Illustration - Photo: MTI

Sovereignty authority: ‘Foreign network interfering in 2022 election still active’

"The network interfering with Hungary's 2022 parliamentary election from abroad is still active and is working towards escalation of the war in Ukraine," the Sovereignty Protection Office said in a report released on Wednesday evening.

In its report, concerning an investigation into footage posted on the X social media platform, the authority said that “5.5 million US dollars were sent to Hungary through US-registered Action for Democracy (A4D) in the period examined … a part of which went to the DatAdat group, linked to former Prime Minister Gordon Bajnai”.

According to the report, the “illegal campaign financing” was linked to a “network-like structure with its own political and business interests intertwining the whole of central Europe”. “Countries where they can effectively promote those interests are considered good allies but where the leadership is in conflict with those interests they seek to achieve a political change,” the authority said in its report. Members of that network “have suggested a similar interference in the recent elections in Poland and Slovakia”, it said.

The report also said that “it was not the parties receiving illegal foreign financing that were seeking supporters; it was the powerful donors that looked for agents to implement their goals.” “Those speaking in the recordings identified George Soros as one of their great donors,” the report said.

“The network is lobbying in the United States for the escalation of the Russia-Ukraine war,” the report said.
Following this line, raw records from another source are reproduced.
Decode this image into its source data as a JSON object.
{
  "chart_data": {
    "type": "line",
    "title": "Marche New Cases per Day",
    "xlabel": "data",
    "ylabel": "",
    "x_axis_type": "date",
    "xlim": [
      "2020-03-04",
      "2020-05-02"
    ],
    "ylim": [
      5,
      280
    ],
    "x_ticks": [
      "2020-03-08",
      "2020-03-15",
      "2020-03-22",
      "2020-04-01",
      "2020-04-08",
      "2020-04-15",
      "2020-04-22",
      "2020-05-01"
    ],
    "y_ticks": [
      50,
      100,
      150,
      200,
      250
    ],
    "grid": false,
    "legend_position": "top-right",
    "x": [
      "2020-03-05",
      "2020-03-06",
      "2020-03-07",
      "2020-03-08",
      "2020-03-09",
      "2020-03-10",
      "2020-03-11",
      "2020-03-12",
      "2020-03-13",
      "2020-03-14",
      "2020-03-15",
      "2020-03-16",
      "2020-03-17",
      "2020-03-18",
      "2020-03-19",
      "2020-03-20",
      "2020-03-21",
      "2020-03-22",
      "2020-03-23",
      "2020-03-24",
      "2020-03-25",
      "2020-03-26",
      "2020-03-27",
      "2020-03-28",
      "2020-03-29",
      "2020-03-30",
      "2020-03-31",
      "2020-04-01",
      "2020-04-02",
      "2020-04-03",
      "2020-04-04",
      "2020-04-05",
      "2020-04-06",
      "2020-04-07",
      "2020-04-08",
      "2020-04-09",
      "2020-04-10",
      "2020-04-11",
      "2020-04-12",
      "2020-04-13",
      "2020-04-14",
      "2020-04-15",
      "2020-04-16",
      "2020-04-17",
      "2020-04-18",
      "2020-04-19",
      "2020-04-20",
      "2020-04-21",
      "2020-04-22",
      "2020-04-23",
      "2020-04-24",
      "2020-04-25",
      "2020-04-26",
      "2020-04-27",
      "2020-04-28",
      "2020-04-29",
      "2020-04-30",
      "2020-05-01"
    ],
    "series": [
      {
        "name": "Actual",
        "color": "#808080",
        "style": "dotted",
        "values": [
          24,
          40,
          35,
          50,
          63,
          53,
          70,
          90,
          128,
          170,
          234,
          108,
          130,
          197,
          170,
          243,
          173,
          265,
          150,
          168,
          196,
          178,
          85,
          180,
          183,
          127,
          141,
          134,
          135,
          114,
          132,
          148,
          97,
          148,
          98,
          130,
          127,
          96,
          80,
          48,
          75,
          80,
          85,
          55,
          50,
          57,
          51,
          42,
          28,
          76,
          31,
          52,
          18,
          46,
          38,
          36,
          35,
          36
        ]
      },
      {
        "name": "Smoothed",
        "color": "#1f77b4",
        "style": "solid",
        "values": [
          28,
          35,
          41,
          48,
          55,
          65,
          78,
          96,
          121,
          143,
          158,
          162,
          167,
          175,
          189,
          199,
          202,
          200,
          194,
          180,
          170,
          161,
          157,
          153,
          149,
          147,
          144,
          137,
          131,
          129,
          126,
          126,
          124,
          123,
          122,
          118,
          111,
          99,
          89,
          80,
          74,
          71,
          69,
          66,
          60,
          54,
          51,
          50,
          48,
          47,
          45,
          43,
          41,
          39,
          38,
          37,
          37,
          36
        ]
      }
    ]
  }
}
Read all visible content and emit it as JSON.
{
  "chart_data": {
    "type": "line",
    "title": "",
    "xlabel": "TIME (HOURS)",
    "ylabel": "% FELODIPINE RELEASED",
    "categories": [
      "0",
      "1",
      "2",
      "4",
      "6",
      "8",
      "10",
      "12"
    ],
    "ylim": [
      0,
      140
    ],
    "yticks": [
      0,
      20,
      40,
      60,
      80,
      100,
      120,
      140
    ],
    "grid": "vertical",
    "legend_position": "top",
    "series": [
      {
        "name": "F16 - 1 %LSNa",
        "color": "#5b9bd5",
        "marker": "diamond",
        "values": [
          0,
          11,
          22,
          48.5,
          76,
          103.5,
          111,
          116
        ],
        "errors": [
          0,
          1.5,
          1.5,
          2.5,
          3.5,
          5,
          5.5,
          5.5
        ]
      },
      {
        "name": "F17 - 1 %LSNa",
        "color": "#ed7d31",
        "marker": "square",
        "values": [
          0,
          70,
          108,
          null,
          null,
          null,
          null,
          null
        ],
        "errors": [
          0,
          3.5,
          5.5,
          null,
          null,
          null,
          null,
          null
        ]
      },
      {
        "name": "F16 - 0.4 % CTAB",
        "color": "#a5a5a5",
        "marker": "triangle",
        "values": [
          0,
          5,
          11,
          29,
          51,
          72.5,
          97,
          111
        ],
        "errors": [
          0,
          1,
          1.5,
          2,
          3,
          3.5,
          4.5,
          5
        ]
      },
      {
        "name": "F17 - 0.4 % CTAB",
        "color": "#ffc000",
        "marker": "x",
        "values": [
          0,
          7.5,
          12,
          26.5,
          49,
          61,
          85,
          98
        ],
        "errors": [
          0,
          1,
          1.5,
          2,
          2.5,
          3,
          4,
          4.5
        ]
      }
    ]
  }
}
Referring to remarks by Wesley K. Clark, a retired US general and member of an advisory body to the A4D, the report said that Clark had discussed with Hungarian diplomat Andras Simonyi, who lives in Washington, “coordination of business opportunities and military conflicts to be escalated by the US”. Clark and Simonyi said in the recordings that their activities had “contributed to shaping America’s pro-war stance” and criticised the Biden administration for its “less than sufficient intervention” in the war.

The report said the recordings in which representatives of Hungary’s leftist opposition alliance “talk about influencing the elections and political life in Hungary” were “creditable and have not been manipulated”.